Lappartient : "Garantir la crédibilité du cyclisme"

En marge du Tour de France, une équipe de la RTBF s’est entretenue longuement avec David Lappartient. Le Tour à Bruxelles, Eddy Merckx, la Grande Boucle 2019 très indécise, Evenepoel ou le dopage mécanique, le président de l’UCI a commenté l’actualité du cyclisme. "Je suis très heureux que le Tour de France parte de Bruxelles. Eddy Merckx est tout de même le plus grand champion de l’histoire de notre sport, tout simplement inégalable. A l’heure où parfois l’Union Européenne vit quelques vicissitudes, que le Tour de France s’élance dans la capitale européenne ça démontre aussi que le sport est un lien d’amitié entre l’ensemble des peuples européens", explique le Président de l’UCI.

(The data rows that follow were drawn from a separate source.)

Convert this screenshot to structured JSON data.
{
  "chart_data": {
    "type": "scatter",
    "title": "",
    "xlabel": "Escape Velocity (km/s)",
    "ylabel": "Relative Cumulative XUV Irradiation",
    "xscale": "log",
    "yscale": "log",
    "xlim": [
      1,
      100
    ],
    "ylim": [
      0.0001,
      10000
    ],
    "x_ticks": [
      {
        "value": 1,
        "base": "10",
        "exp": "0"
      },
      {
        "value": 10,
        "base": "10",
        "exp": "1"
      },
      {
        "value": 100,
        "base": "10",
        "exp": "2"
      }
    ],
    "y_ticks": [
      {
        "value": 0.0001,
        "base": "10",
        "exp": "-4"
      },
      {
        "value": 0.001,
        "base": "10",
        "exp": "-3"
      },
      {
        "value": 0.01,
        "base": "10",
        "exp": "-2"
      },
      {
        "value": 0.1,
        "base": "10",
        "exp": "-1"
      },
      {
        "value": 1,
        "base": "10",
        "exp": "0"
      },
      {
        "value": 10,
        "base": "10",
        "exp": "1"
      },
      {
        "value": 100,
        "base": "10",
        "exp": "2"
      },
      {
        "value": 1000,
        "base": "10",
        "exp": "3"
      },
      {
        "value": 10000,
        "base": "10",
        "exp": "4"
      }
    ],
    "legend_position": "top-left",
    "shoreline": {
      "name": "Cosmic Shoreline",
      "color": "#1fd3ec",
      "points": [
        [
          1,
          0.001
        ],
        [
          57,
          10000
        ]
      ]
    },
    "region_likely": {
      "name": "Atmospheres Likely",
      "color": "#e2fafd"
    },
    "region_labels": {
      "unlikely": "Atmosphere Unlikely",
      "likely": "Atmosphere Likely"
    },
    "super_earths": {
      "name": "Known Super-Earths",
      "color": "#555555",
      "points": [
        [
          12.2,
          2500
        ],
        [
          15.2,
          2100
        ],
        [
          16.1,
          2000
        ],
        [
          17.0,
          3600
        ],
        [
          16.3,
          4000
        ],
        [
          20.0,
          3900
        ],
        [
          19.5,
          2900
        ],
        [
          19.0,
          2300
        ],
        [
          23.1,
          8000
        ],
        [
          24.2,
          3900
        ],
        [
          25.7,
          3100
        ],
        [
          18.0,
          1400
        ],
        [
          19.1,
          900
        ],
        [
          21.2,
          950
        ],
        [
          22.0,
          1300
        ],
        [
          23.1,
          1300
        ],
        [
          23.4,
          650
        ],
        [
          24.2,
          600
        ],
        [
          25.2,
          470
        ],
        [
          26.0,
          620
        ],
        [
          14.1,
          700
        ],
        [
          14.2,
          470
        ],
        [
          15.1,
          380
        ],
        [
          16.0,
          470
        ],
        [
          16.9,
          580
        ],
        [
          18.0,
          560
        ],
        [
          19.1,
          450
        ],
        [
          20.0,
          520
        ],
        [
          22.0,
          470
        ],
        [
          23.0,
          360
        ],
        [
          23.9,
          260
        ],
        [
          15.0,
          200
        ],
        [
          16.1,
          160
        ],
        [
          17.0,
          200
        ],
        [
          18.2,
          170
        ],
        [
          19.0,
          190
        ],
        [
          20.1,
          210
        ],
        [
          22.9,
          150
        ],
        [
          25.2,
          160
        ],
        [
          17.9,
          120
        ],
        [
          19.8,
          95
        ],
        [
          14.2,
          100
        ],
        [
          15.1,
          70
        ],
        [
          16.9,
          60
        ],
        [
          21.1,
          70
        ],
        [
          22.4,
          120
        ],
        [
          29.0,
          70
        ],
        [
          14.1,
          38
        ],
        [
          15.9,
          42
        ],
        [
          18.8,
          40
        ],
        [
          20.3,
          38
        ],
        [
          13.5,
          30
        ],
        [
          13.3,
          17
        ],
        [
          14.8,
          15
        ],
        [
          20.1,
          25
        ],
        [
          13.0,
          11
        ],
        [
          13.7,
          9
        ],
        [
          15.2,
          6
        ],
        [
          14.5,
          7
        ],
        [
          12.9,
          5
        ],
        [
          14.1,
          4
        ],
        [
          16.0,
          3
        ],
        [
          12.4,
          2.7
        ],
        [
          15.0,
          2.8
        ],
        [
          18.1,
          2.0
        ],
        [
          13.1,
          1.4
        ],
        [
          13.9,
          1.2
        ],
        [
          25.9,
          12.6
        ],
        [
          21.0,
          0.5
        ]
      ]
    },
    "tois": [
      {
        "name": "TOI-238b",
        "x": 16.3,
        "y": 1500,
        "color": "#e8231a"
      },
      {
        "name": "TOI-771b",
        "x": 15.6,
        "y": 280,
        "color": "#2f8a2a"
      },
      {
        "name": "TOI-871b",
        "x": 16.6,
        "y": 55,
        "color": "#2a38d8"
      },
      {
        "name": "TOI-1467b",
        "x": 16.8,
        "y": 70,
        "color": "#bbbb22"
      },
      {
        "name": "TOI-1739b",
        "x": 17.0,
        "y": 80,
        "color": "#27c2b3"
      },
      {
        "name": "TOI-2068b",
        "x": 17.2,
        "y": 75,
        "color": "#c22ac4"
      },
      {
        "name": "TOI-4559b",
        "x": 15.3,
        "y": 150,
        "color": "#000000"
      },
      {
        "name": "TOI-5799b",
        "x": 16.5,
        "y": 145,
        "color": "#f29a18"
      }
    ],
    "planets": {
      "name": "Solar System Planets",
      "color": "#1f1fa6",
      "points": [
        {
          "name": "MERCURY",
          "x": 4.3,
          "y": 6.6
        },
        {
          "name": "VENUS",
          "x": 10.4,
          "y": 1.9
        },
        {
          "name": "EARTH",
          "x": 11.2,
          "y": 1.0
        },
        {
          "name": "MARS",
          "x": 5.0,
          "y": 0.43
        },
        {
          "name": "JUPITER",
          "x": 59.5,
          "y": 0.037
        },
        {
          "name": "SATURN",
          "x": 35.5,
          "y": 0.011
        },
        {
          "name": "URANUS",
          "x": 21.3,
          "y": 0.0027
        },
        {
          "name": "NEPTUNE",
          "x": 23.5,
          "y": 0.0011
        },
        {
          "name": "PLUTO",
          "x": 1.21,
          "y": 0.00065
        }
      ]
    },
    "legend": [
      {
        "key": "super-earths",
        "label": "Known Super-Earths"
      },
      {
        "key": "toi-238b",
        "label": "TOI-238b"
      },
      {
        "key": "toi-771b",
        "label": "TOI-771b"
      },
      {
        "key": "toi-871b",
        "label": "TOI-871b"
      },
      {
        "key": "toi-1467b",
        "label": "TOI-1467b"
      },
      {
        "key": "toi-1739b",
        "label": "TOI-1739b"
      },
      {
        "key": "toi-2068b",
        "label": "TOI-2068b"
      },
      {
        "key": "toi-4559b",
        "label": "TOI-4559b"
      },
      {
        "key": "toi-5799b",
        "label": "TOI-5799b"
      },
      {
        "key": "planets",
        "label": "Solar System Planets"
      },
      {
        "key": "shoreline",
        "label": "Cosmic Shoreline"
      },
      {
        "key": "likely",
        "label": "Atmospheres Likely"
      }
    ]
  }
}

"Un faible pour les 7 Milan-Sanremo de Merckx"

"Eddy Merckx est un champion que j’admire. Je suis né en 1973, je n’ai pas vraiment connu Merckx au summum de sa carrière. Mais j’ai dévoré les livres de notre sport et j’ai été bercé par ses exploits. L’année dernière, on lui a remis le Mérite de l’UCI, notre plus haute distinction. Et il s’avère qu’Eddy Merckx ne l’avait jamais reçu ! C’est rare dans un Congrès de l’UCI, mais tout le Congrès était debout pour l’applaudir. J’admire aussi sa personnalité : humble, aimant profondément son sport. Il fait tout simplement honneur au sport cycliste et à ses attaquants. L’attente n’était pas une solution pour lui et je dois avouer que j’ai un faible pour ses 7 Milan-Sanremo", confie David Lappartient.

Le dossier chaud sur la table : l’économie

"La réforme du vélo dans son volet 'économique' est une priorité de l’UCI. Ce sport a de l’avenir, il y a un potentiel énorme mais les acteurs de notre sport vont sur le marché de manière individuelle. A l’UCI nous pensons plutôt que notre force est collective, mais ce n’est pas facile de convaincre tout le monde. Quand on voit que Deceuninck-Quick-Step et Ineos ont éprouvé des difficultés à trouver un nouveau sponsor, on se dit que l’économie de notre sport doit être rendue plus viable dans la durée".

"Evenepoel fait rêver"

"Je suis admiratif de ce que Remco Evenepoel arrive à faire. Une jambe au-dessus des autres chez les juniors, des débuts professionnels très prometteurs, mais il faut aussi lui laisser le temps de mûrir et prendre du coffre. Le public a besoin de stars et belles histoires. Quand on voit le parcours de Evenepoel, c’est une belle histoire. Ça fait rêver", explique David Lappartient.

"Garantir la crédibilité de notre sport cycliste"

"On a bien avancé dans le dossier du dopage mécanique. Nous avons une machine à rayons X, 650 tests l’année dernière et plus de 130 sur le dernier Tour d’Italie. Nous allons aussi améliorer nos tablettes. Et puis, nous travaillons sur une technologie embarquée qui ferait que tout champ magnétique qui se met en route sera détecté en temps réel. On a été efficace et le dopage mécanique n’est plus le sujet du jour. Il faut garantir la crédibilité de notre sport cycliste. Le spectateur doit pouvoir croire que le résultat qu’il voit à la télévision est le vrai résultat, de la vraie valeur des coureurs. Ne relâchons pas nos efforts pour offrir un spectacle crédible aux téléspectateurs", conclut le Président de l’UCI.